A ma grande frustration, je ne parvenais à entendre le moindre mot de leur conversation et ce fut avec un soupir bruyant que je finis par appliquer mes mains sur les deux claviers de mon instrument. Il protesta bruyamment, bientôt imité par Alice et James. Ma mère, enfin, se leva pour sortir sa viole de gambe de son étui. Cependant, Père se contenta de lever son visage buriné vers moi, avec un air énigmatique qui me donna envie de hurler. Mais de quel droit se permet-il de me laisser mijoter ainsi ! N'a-t-il point compris que je mourrais de devoir rester ici ? Oui, j'en mourrais... Il ne peut me le refuser. Il ne peut me le refuser, sinon je partirai ! Voilà, ma décision est prise, je partirai. J'embarquerai sur n'importe quel navire à destination de l'Europe, je rejoindrai ma famille à Venise et, de là, je me consacrerai à la vie qu'il me chantera de mener. Si, en un autre contexte, j'aurais tout à fait eu conscience de la faiblesse – voire de la puérilité – de cette décision, à cet instant précis, la formuler me fit du bien.
Ragaillardie, je soutins avec morgue le regard de mon père en joignant, avec peut-être un peu trop d'énergie, la viole de gambe et le violon qui avaient attaqué la Sonata in re minore d'Antonio Vivaldi.

Ces rares soirées en famille, dont le nombre avait encore diminué depuis que James avait atteint l'âge d'homme – et, de fait, découvert des occupations au moins aussi intéressantes, mais ô combien moins respectables ! – tenaient une place particulière dans mon cœur par leur caractère privilégié et affectif ; ma mère nous avait très tôt inculqué son amour de la musique, nous enseignant personnellement ses connaissances de la pratique du violon et du clavecin, et nous avions commencé à jouer pour notre père bien avant la naissance d'Alice. Si ma petite sœur n'avait point, malgré de nombreuses tentatives, montré de talent pour un quelconque instrument, elle s'était très tôt révélée douée pour le dessin et, en plus des nombreuses heures qu'elle consacrait chaque jour à la peinture à l'huile ou à l'aquarelle, elle prenait plaisir à immortaliser ces soirées à la sanguine : Madre, toujours rayonnante au-dessus de sa viole de gambe ou de sa guitare à chœurs, James, les yeux clos sur son violon auquel il arrachait des lamentos bouleversants et notre père avec son profil d'aigle et ses yeux perçants, qui se laissait aller à une émotion qui le touchait avec une intensité rare sans jamais qu'il ne l'exprime à voix haute.

Si je mettais toujours beaucoup de cœur à tirer le meilleur de mon instrument lors de ces délicieuses soirées où nous interprétions les œuvres des plus grands compositeurs européens – et tout particulièrement des plus grands compositeurs vénitiens ! –, ce soir-là, je jouai avec un engagement peu commun.
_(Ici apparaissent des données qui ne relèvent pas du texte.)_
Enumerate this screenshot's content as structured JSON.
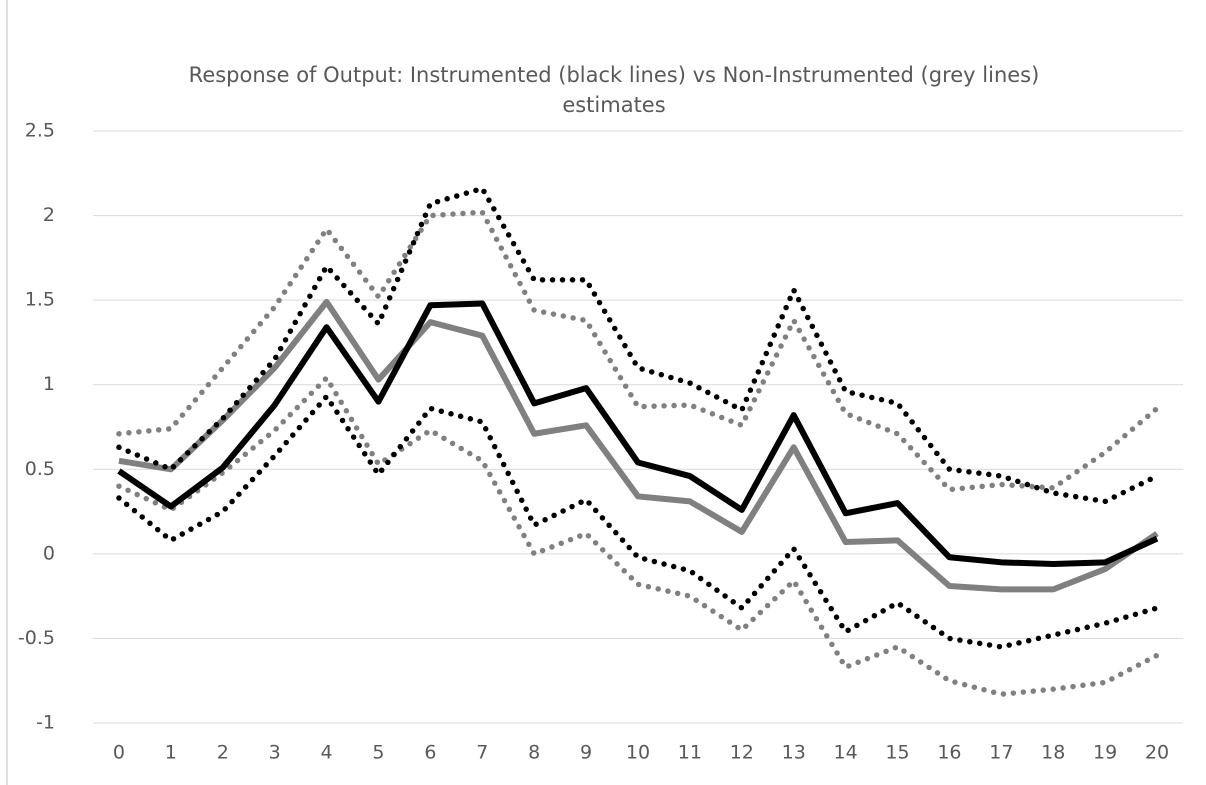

Lorsque la sonate se termina, mes joues échauffées et mes doigts tremblants continuaient de témoigner de la passion et du tourment qui m'avait animée tour à tour lors de l'exécution du morceau.
Bravi, me amori ! s'exclama notre mère en se redressant sous les applaudissements nourris d'Alice et de Sir Richard. Vous avez été splendides ! Je crois bien que nous n'avons jamais mieux interprété cette Follia !
Son sourire de fierté se perdit dans la poitrine de James, qui la dépassait de près de deux têtes mais qu'elle serrait contre elle comme s'il n'avait encore qu'une poignée d'années, dans un mouvement de spontanéité toute latine qui fit naître un rire dans la gorge de mon frère.
— Et toi, alors, mia fiola... me chuchota-t-elle à l'oreille lorsqu'elle me prit à mon tour dans ses bras. S'il y avait, peut-être, un peu trop d'emphase sur ton entrée, tu semblais jouer comme si ta vie en dépendait !
— Je crois bien que c'était, à peu de choses près, le sentiment qui m'animait... murmurai-je très bas, emplissant mes narines de l'odeur bien-aimée d'épices et d'encens des cheveux de ma mère.
Elle se détacha de moi et, les mains sur mes bras, m'adressa un clin d'œil de conspiratrice.
Te vedarè, Olivia. Tuo papà va accéder à ta demande. J'ai fait en sorte de le convaincre !
A ces mots, je sentis ma poitrine se gonfler d'espoir et j'adressai un sourire débordant d'amour à cette mère singulière qu'était Bianca Grimani. Au-dessus de son épaule, je devinai le regard acéré de mon père qui ne me quittait point des yeux.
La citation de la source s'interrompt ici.